Last Tuesday night, ahead of the Budget speech, I was speaking at a black tie dinner for members of AIRTO -the Association of Independent Research Technology Organisations.

This is a membership organisation for high technology research businesses in the UK, many similar to us in that they work with other companies at the forefront of research and technology development.  Indeed over the last twelve months I have visited many of them – for example TWI at Cambridge and Sheffield; QinetiQ’s facilities in the Malvern hills where they developing state of the art encryption and security technologies; the Food Research Association in Chipping Campden; MIRA, who have  worked closely with us on low carbon vehicles, the Building Research Establishment at Watford; ARUP - and the list goes on. A recent report from Oxford Economic Forecasting highlights just what a contribution these independent research technology organisations make to the UK economy.

Like me, these companies eagerly awaited the outcome of the budget to see how they would be impacted.  For the Technology Strategy Board, pre-budget indications had been very positive – with businesses and stakeholders all supporting our stance that increased resources should be available for investment in enabled innovation.

On the Monday the Government’s strategic vision for Britain’s Recovery - Building Britain’s Future; New Industry, New Jobs - had been issued, with much publicity.  The vision echoed our own conviction – a core judgement that “it is better to keep investing in growth and jobs so as to speed recovery and build the manufacturing and services we need for the future.”

I find the best way to illustrate this to others is to note that world-leading companies such as Apple, Google and Fedex , to name but three, all had their origins in a previous recession.

The report makes much of new technologies driving both consumer and business demands and looks to establish the Technology Strategy Board as a global leading organisation in innovation – “spearheading innovation in areas where there are business opportunities for future growth, including advanced manufacturing, clean technology, life sciences and the digital economy”.

It is the ambition of the Technology Strategy Board to be at the heart of all the areas of work identified in the key ‘next steps’ of the report.

I believe that the work of the Independent Research Technology Organisations adds significant value in each of these areas and will be a major contributor to the agenda moving forward.

During the AIRTO dinner, the outcome of the budget was as difficult to predict as the result of the Liverpool V Arsenal match being played the same night. Indeed, the 4-4 scoreline was an indication of the tension and the high stakes involved – in some ways similar to the atmosphere surrounding our call for additional funding for innovation.

In many respects the Budget delivered in this area. The announcement of a £750 million Strategic Investment Fund to back up the calls for action in the earlier paper New Industry, New Jobs was a good outcome.  The fact that £50 million of this was specifically identified for the Technology Strategy Board reinforces the role we are expected to play.  The remainder of the £750 million has not yet been allocated in detail, but given the emphasis of our work on low carbon vehicles, digital Britain, life sciences, advanced manufacturing and low carbon energy technologies I would expect to see The Technology Strategy Board playing a significant part in wider activities involving these areas.
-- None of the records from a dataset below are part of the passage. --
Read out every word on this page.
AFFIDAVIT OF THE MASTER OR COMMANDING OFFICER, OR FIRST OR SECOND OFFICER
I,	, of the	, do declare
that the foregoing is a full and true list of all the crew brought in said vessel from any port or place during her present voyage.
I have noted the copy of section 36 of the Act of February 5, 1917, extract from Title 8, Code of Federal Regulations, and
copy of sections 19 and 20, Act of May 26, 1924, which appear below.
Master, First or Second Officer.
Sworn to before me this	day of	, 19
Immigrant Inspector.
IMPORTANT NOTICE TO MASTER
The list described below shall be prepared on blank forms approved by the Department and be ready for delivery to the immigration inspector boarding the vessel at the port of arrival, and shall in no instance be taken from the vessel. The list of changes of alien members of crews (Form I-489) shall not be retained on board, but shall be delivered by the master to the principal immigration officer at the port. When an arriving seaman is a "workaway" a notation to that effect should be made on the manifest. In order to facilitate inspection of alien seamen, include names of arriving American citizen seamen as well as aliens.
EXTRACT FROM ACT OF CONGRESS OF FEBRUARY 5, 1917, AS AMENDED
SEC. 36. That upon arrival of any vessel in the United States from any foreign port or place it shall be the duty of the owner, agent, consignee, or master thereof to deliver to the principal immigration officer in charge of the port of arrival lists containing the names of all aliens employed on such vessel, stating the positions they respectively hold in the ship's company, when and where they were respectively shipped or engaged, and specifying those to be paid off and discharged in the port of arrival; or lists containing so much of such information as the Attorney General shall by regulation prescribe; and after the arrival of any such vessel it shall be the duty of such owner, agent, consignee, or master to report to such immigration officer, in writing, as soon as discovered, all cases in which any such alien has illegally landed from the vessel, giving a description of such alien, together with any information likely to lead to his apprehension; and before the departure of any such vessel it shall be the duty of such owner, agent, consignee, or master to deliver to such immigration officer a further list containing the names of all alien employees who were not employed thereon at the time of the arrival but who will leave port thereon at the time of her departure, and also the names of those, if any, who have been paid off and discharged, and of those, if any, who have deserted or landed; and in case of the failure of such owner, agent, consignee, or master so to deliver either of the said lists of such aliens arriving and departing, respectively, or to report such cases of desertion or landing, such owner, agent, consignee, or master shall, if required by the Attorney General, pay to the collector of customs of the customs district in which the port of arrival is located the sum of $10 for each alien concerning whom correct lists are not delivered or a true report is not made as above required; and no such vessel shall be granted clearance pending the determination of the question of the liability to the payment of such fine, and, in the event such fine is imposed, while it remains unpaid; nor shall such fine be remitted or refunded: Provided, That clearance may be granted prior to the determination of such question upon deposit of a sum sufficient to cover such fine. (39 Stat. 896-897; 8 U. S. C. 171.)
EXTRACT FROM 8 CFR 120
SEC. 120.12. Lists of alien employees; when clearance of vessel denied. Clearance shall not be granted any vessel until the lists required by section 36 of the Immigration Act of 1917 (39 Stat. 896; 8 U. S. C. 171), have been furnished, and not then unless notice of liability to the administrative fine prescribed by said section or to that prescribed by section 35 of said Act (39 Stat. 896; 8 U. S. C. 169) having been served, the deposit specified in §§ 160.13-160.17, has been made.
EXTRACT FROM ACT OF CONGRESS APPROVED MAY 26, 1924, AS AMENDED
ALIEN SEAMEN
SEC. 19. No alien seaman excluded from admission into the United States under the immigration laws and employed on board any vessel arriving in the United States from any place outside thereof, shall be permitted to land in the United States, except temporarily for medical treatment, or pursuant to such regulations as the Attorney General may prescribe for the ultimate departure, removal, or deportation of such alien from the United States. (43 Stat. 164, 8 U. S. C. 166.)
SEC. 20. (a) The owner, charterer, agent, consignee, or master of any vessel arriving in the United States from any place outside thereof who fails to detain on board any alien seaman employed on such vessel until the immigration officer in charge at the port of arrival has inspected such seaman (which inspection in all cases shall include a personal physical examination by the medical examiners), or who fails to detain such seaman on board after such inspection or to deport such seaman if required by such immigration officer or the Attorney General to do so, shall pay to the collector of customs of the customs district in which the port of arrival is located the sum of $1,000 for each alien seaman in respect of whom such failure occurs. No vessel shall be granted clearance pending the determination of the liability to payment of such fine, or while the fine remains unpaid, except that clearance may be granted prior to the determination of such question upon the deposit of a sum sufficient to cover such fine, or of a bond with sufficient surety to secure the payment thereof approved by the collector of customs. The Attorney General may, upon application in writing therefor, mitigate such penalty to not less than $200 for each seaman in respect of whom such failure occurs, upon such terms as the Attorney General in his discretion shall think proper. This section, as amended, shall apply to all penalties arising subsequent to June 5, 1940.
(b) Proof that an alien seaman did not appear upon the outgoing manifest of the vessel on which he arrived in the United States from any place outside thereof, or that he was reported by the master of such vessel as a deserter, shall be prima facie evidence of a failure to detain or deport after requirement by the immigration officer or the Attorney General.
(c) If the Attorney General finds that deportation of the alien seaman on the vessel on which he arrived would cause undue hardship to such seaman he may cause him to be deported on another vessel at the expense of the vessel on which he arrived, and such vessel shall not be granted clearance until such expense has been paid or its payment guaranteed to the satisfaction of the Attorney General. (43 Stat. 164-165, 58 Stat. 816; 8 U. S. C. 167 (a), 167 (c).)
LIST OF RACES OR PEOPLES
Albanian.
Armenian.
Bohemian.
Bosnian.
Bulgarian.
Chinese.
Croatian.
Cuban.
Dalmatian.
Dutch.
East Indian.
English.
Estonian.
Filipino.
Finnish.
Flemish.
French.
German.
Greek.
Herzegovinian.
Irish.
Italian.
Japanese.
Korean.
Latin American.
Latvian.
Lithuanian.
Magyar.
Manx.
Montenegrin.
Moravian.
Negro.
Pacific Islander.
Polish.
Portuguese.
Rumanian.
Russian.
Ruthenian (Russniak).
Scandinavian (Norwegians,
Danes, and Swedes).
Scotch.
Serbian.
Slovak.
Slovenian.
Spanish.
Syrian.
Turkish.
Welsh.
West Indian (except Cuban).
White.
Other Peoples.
Overall I see the budget as positively reinforcing our leadership role –and making an important step towards implementation of the technology investments identified in New Industry, New Jobs.

As Einstein said, “…in the middle of difficulty lies opportunity.” It is this opportunity that our organisation will help to create and make the most of - together with business, the independent research technology organisations and our other partners.  As I said at the AIRTO dinner, the good news is that, contrary to what we read, the future has not been cancelled.